In 1906, when Ria was 95 years old, she helped deliver Thomas Rangiwahia Mutu Ellison (Tommy Mutu) at Puketeraki. His older brother had died in infancy, and Tommy Mutu became ill too. Ria and Mere took him to the home of Mere’s friend and neighbour Dr King, where he stayed for several months.

Tommy became the first Plunket baby, thriving under the care of Ria, Mere, Dr King and his wife Isabella.

Less than a year later, the Society for the Promotion of the Health of Women and Children was formed. Dr King drew on the wide networks of Mere and Ria, as well as their years of experience and their traditional knowledge of health care, to develop the society.

Shortly after its formation, the society opened the Karitāne Home for Babies in Dunedin, with Mere and Ria, both of Kāi Tahu and Kāti Huirapa (sub-tribes of Ngāi Tahu) descent, becoming some of the first nurses and midwives there, helping to nurture the babies.

More Karitāne hospitals were opened, running care units for babies and children under two years who were not treated in the general hospital system. The Karitāne hospitals also trained nurses in maternal and infant welfare.

The Governor-General’s wife, Lady Victoria Plunket, was a god-daughter of Queen Victoria and mother of eight. She became involved with the society and travelled the country to promote its work, advancing the idea of a professional nursing service for mothers and babies in New Zealand.
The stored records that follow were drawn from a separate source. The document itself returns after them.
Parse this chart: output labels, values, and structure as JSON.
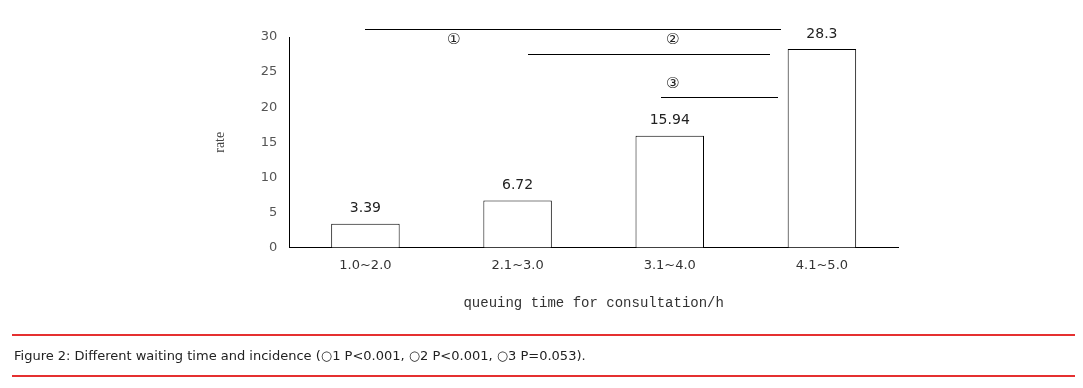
{
  "chart_data": {
    "type": "bar",
    "categories": [
      "1.0~2.0",
      "2.1~3.0",
      "3.1~4.0",
      "4.1~5.0"
    ],
    "values": [
      3.39,
      6.72,
      15.94,
      28.3
    ],
    "color": "#ffffff",
    "ylim": [
      0,
      30
    ],
    "yticks": [
      0,
      5,
      10,
      15,
      20,
      25,
      30
    ],
    "xlabel": "queuing time for consultation/h",
    "ylabel": "rate",
    "data_labels": true,
    "grid": false,
    "legend": false,
    "annotations": [
      "①",
      "②",
      "③",
      "Figure 2: Different waiting time and incidence (○1 P<0.001, ○2 P<0.001, ○3 P=0.053)."
    ]
  }
}
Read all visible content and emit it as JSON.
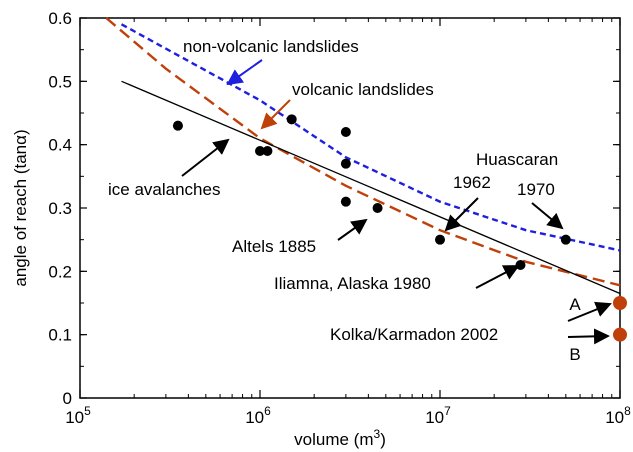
{
  "chart_data": {
    "type": "scatter",
    "xscale": "log",
    "xlim": [
      100000,
      100000000
    ],
    "ylim": [
      0,
      0.6
    ],
    "xlabel": "volume (m",
    "xlabel_sup": "3",
    "xlabel_close": ")",
    "ylabel": "angle of reach (tanα)",
    "grid": false,
    "x_ticks": [
      {
        "value": 100000,
        "base": "10",
        "exp": "5"
      },
      {
        "value": 1000000,
        "base": "10",
        "exp": "6"
      },
      {
        "value": 10000000,
        "base": "10",
        "exp": "7"
      },
      {
        "value": 100000000,
        "base": "10",
        "exp": "8"
      }
    ],
    "y_ticks": [
      {
        "value": 0,
        "label": "0"
      },
      {
        "value": 0.1,
        "label": "0.1"
      },
      {
        "value": 0.2,
        "label": "0.2"
      },
      {
        "value": 0.3,
        "label": "0.3"
      },
      {
        "value": 0.4,
        "label": "0.4"
      },
      {
        "value": 0.5,
        "label": "0.5"
      },
      {
        "value": 0.6,
        "label": "0.6"
      }
    ],
    "series": [
      {
        "kind": "line",
        "label": "non-volcanic landslides",
        "color": "#1f1fe0",
        "dash": "dotted",
        "points": [
          [
            170000,
            0.59
          ],
          [
            1000000,
            0.47
          ],
          [
            3000000,
            0.38
          ],
          [
            10000000,
            0.31
          ],
          [
            30000000,
            0.265
          ],
          [
            100000000,
            0.233
          ]
        ]
      },
      {
        "kind": "line",
        "label": "volcanic landslides",
        "color": "#c0400a",
        "dash": "dashed",
        "points": [
          [
            140000,
            0.6
          ],
          [
            300000,
            0.52
          ],
          [
            1000000,
            0.41
          ],
          [
            3000000,
            0.335
          ],
          [
            10000000,
            0.265
          ],
          [
            30000000,
            0.215
          ],
          [
            100000000,
            0.178
          ]
        ]
      },
      {
        "kind": "line",
        "label": "ice avalanches",
        "color": "#000000",
        "dash": "solid",
        "points": [
          [
            170000,
            0.5
          ],
          [
            100000000,
            0.165
          ]
        ]
      },
      {
        "kind": "scatter",
        "label": "",
        "color": "#000000",
        "points": [
          [
            350000,
            0.43
          ],
          [
            1000000,
            0.39
          ],
          [
            1100000,
            0.39
          ],
          [
            1500000,
            0.44
          ],
          [
            3000000,
            0.42
          ],
          [
            3000000,
            0.37
          ],
          [
            3000000,
            0.31
          ],
          [
            4500000,
            0.3
          ],
          [
            10000000,
            0.25
          ],
          [
            28000000,
            0.21
          ],
          [
            50000000,
            0.25
          ]
        ]
      },
      {
        "kind": "scatter",
        "label": "Kolka/Karmadon 2002",
        "color": "#c0400a",
        "points": [
          [
            100000000,
            0.15
          ],
          [
            100000000,
            0.1
          ]
        ]
      }
    ],
    "annotations": [
      {
        "id": "non-volcanic",
        "text": "non-volcanic landslides",
        "color": "#1f1fe0"
      },
      {
        "id": "volcanic",
        "text": "volcanic landslides",
        "color": "#c0400a"
      },
      {
        "id": "ice",
        "text": "ice avalanches",
        "color": "#000000"
      },
      {
        "id": "huascaran",
        "text": "Huascaran",
        "color": "#000000"
      },
      {
        "id": "y1962",
        "text": "1962",
        "color": "#000000"
      },
      {
        "id": "y1970",
        "text": "1970",
        "color": "#000000"
      },
      {
        "id": "altels",
        "text": "Altels 1885",
        "color": "#000000"
      },
      {
        "id": "iliamna",
        "text": "Iliamna, Alaska 1980",
        "color": "#000000"
      },
      {
        "id": "kolka",
        "text": "Kolka/Karmadon 2002",
        "color": "#000000"
      },
      {
        "id": "labelA",
        "text": "A",
        "color": "#000000"
      },
      {
        "id": "labelB",
        "text": "B",
        "color": "#000000"
      }
    ]
  }
}
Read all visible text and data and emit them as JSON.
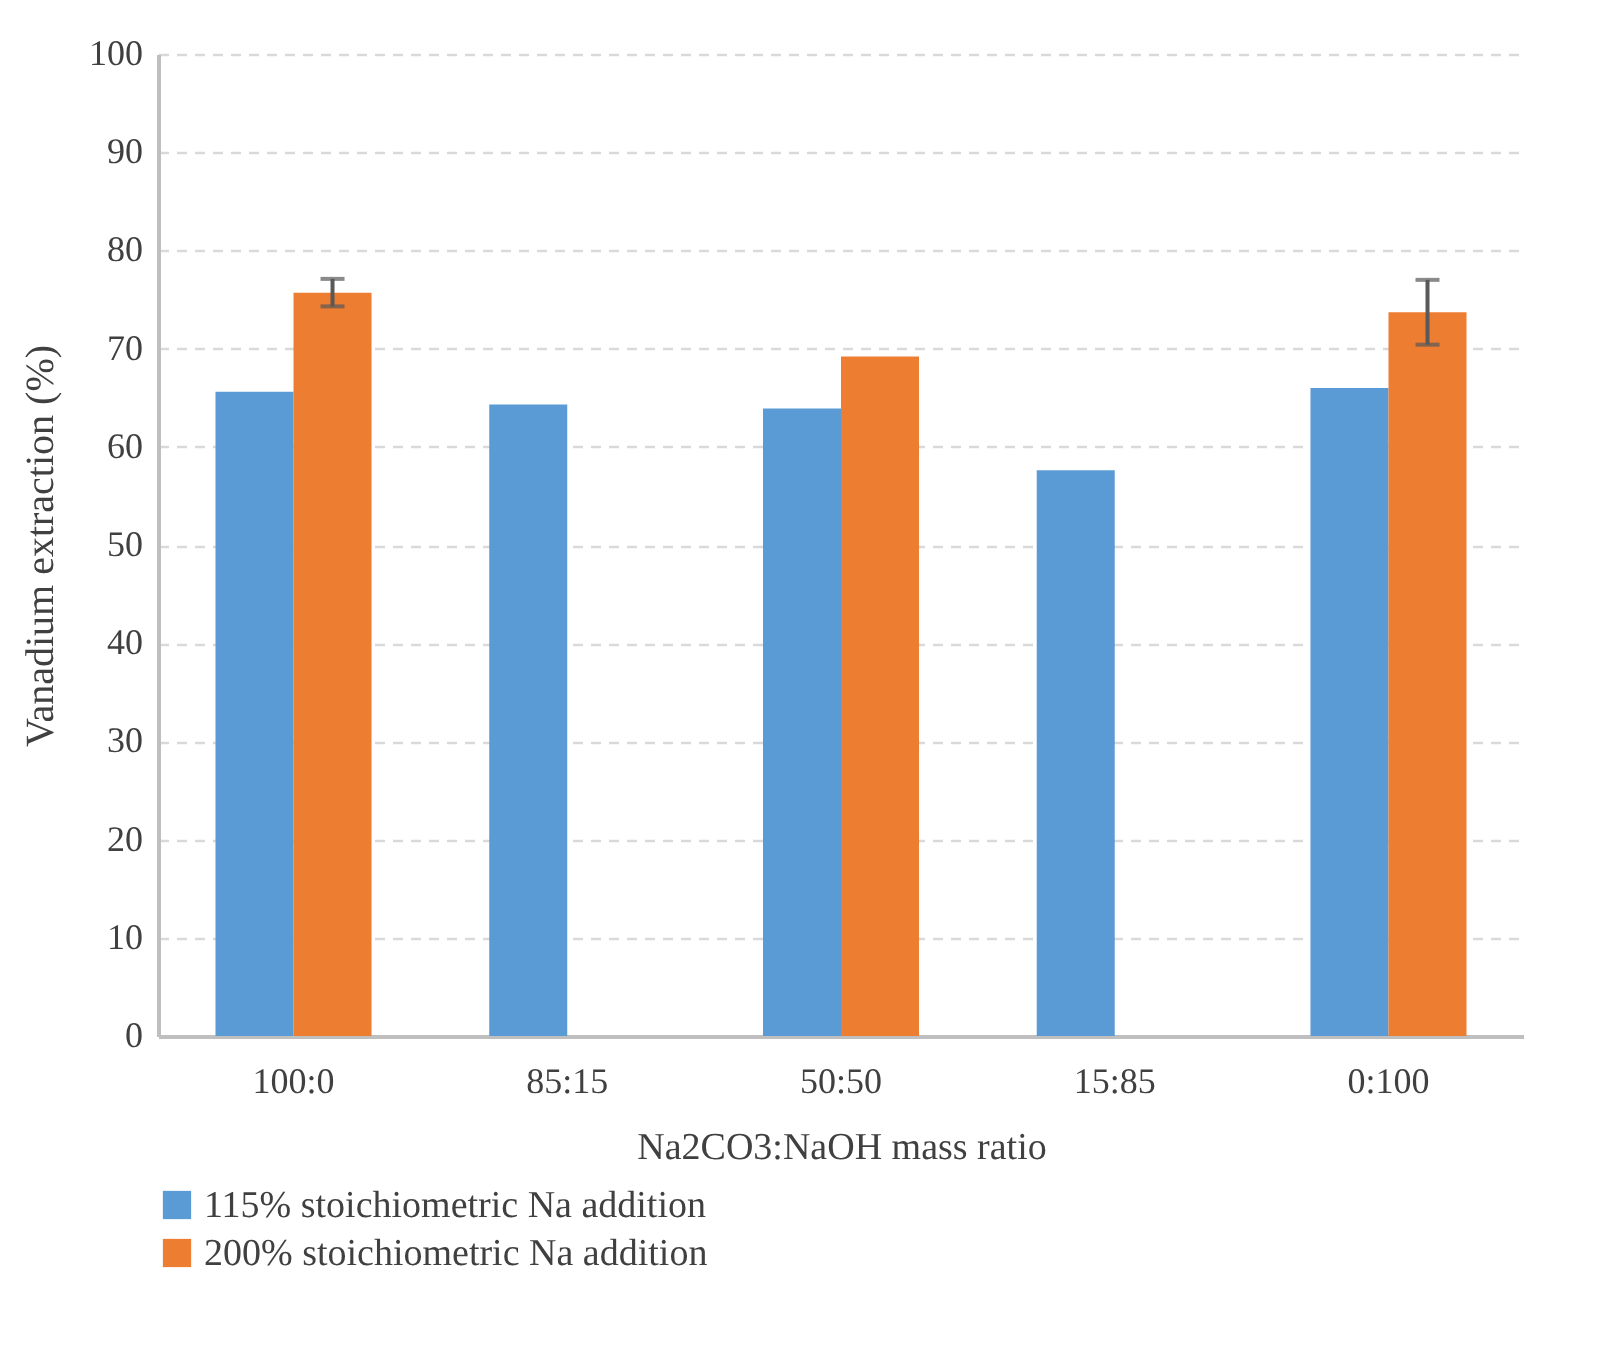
{
  "chart_data": {
    "type": "bar",
    "xlabel": "Na2CO3:NaOH mass ratio",
    "ylabel": "Vanadium extraction (%)",
    "categories": [
      "100:0",
      "85:15",
      "50:50",
      "15:85",
      "0:100"
    ],
    "series": [
      {
        "name": "115% stoichiometric Na addition",
        "color": "#5b9bd5",
        "values": [
          65.6,
          64.3,
          63.9,
          57.6,
          66.0
        ]
      },
      {
        "name": "200% stoichiometric Na addition",
        "color": "#ed7d31",
        "values": [
          75.7,
          null,
          69.2,
          null,
          73.7
        ],
        "errors": [
          1.4,
          null,
          null,
          null,
          3.3
        ]
      }
    ],
    "ylim": [
      0,
      100
    ],
    "yticks": [
      0,
      10,
      20,
      30,
      40,
      50,
      60,
      70,
      80,
      90,
      100
    ],
    "grid": "y",
    "legend": "bottom"
  }
}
Lady Plunket lent her name to the organisation which in 1914 was re-named the Plunket Society.

The society grew rapidly, largely due to the efforts of local women volunteers in small towns and cities throughout the country who set up local committees and clinics, appointed nurses and provided families home and clinic visits, parent education in domestic hygiene, and promoted breastfeeding.
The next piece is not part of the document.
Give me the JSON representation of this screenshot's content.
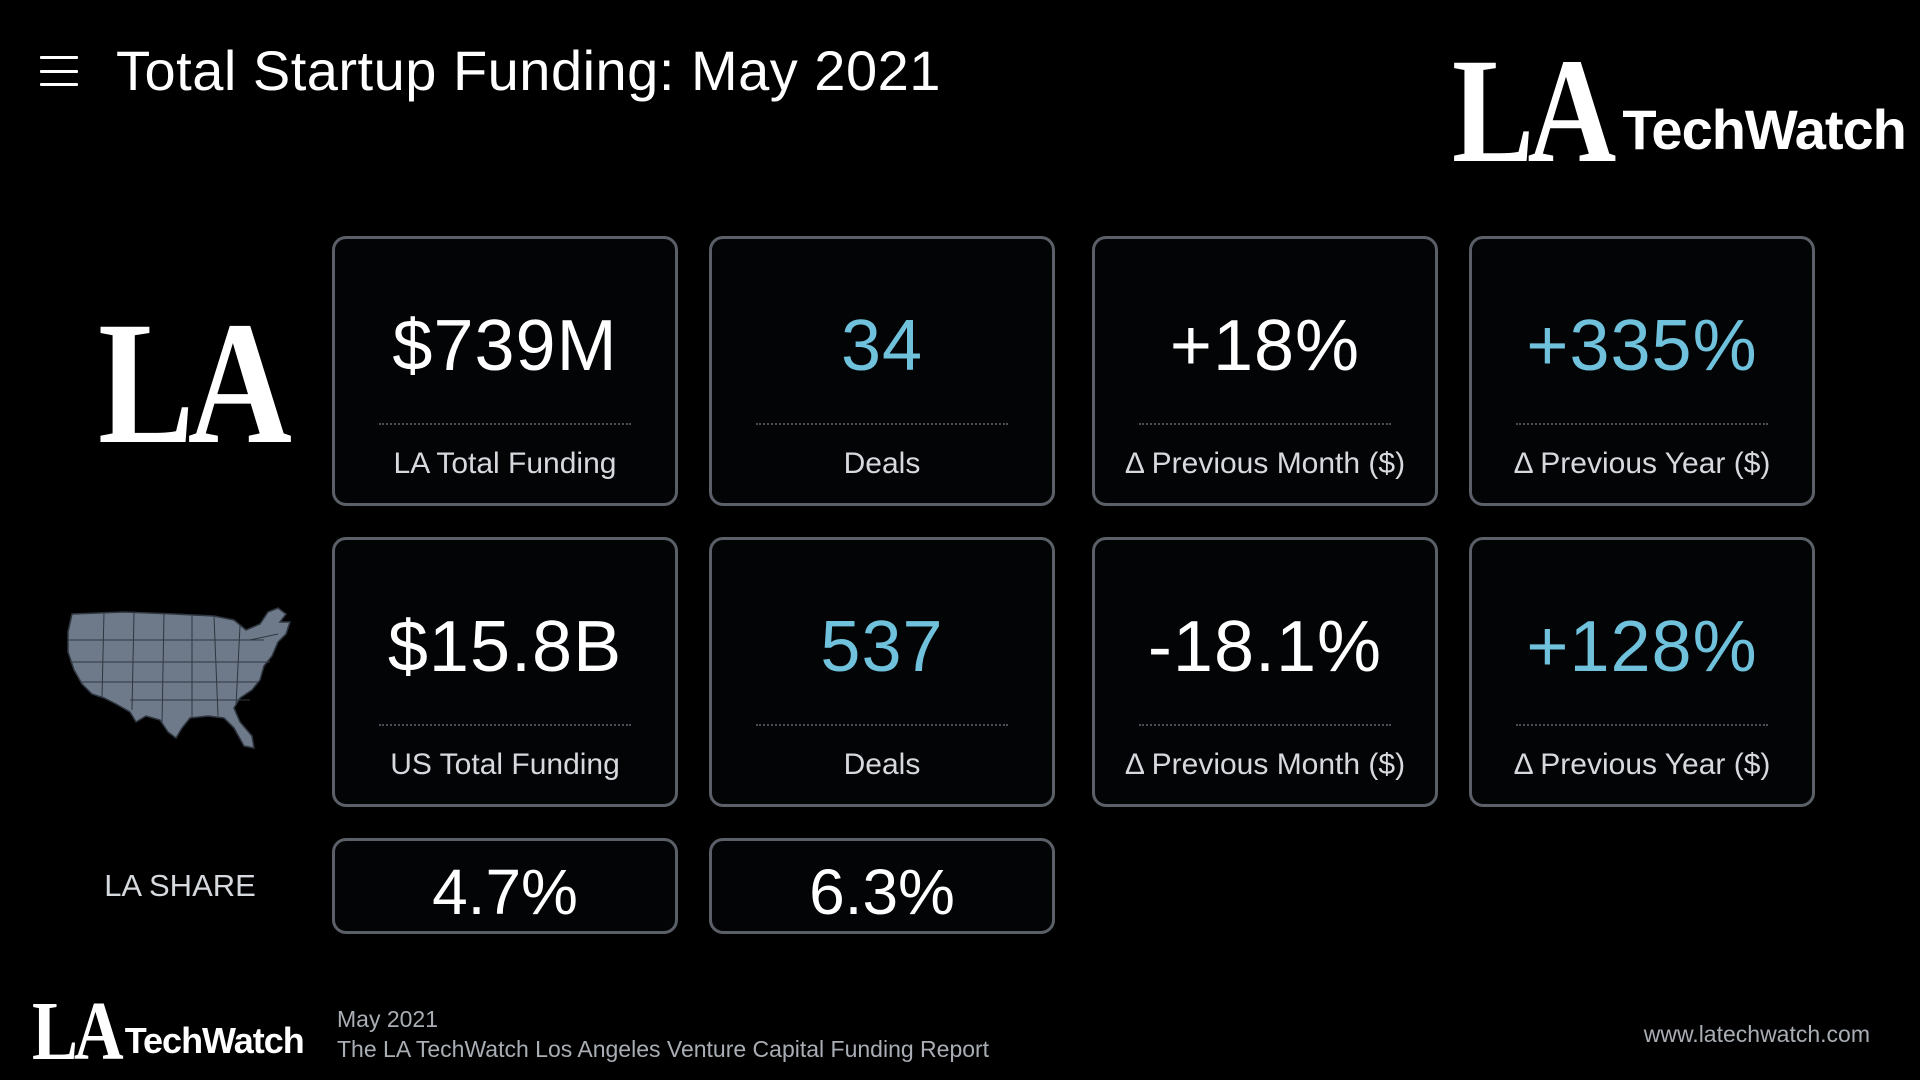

The Plunket Society was on its way to becoming a nationwide service which would touch the lives of generations of New Zealanders.

Plunket today

Plunket is a charity and currently Aotearoa’s largest support service for the health and wellbeing of tamariki under five and their whānau. Services are provided free, largely through Government funding.

Amanda says there has been much support and celebration of the contribution by Mere and Ria, especially after it was explained on the organisation’s website when it changed the name to Whānau Āwhina Plunket and in 2020 rebranded its logo to acknowledge its founding Māori midwives.
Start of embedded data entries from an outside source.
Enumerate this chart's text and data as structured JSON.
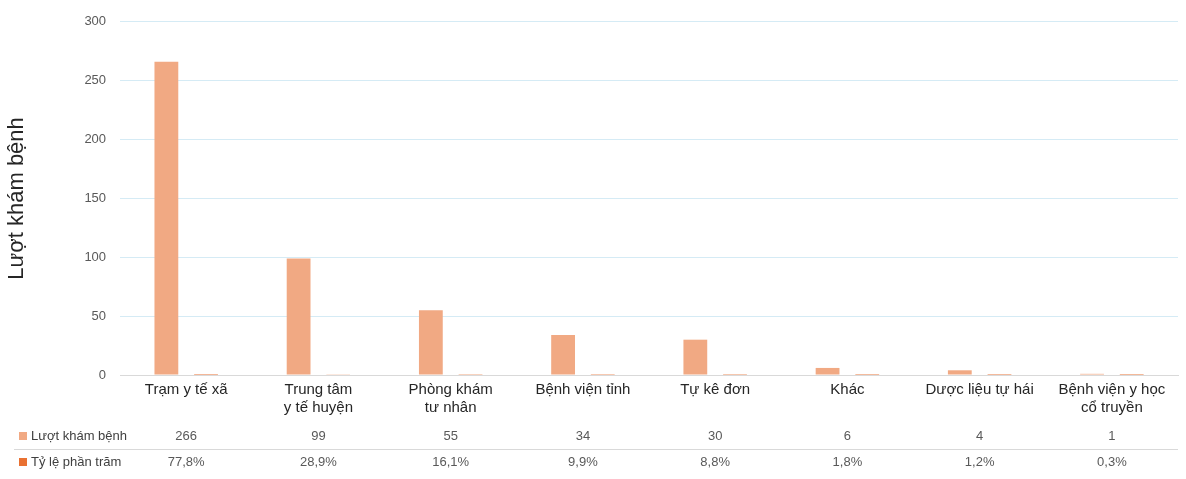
{
  "chart_data": {
    "type": "bar",
    "ylabel": "Lượt khám bệnh",
    "categories": [
      "Trạm y tế xã",
      "Trung tâm\ny tế huyện",
      "Phòng khám\ntư nhân",
      "Bệnh viện tỉnh",
      "Tự kê đơn",
      "Khác",
      "Dược liệu tự hái",
      "Bệnh viện y học\ncổ truyền"
    ],
    "series": [
      {
        "name": "Lượt khám bệnh",
        "color": "#f1a983",
        "values": [
          266,
          99,
          55,
          34,
          30,
          6,
          4,
          1
        ],
        "value_labels": [
          "266",
          "99",
          "55",
          "34",
          "30",
          "6",
          "4",
          "1"
        ]
      },
      {
        "name": "Tỷ lệ phần trăm",
        "color": "#e97132",
        "values": [
          0.778,
          0.289,
          0.161,
          0.099,
          0.088,
          0.018,
          0.012,
          0.003
        ],
        "value_labels": [
          "77,8%",
          "28,9%",
          "16,1%",
          "9,9%",
          "8,8%",
          "1,8%",
          "1,2%",
          "0,3%"
        ]
      }
    ],
    "ylim": [
      0,
      300
    ],
    "yticks": [
      0,
      50,
      100,
      150,
      200,
      250,
      300
    ],
    "grid": "y",
    "legend": "bottom"
  }
}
She says the story “really resonated” with staff, of whom 97 per cent are women with many of Māori descent.

The story also honours the help provided to the fledgling organisation by Lady Plunket and women supporters.

While Plunket sees about 85 per cent of all babies born in New Zealand, Amanda says people were questioning the organisation’s credentials because only 50 per cent of Māori tamariki were Plunket babies.

The story takes us back to our origins in our DNA.


Before being appointed CEO Amanda worked for the organisation for seven years. Through her role with marketing and fund-raising, she learned her connection to the first Plunket baby, Tommy Mutu Ellison.

While she does not recall meeting him, Amanda holidayed in Karitāne when she was young and believes it is likely their paths would have crossed.

Amanda also knew Mere was an ancestor but didn’t know of the Plunket link until she started working for the organisation.

The Plunket Society has touched the lives of generations of New Zealanders

She became CEO in 2016 when the organisation was on the cusp of a “huge transition” as it wanted to be a better Treaty partner.

“A key facet of Māori culture is finding connections with people you talk to,” she says, adding mention of the two degrees of separation New Zealand is known for.

Learning two Māori midwives were involved in the foundation of Plunket has been very well-received, she says.

The story of Mere and Ria is also going to appear in a children’s book about Māori women in the history of Aotearoa.

Amanda says she has received “fabulous support” from Mutu’s son David Ellison.

In 2016 David had sought recognition for Mere and Ria. An interpretive panel overlooking the Waikouaiti River was updated as a result, and in 2020, Whānau Āwhina Plunket rebranded its logo to acknowledge its founding Māori midwives.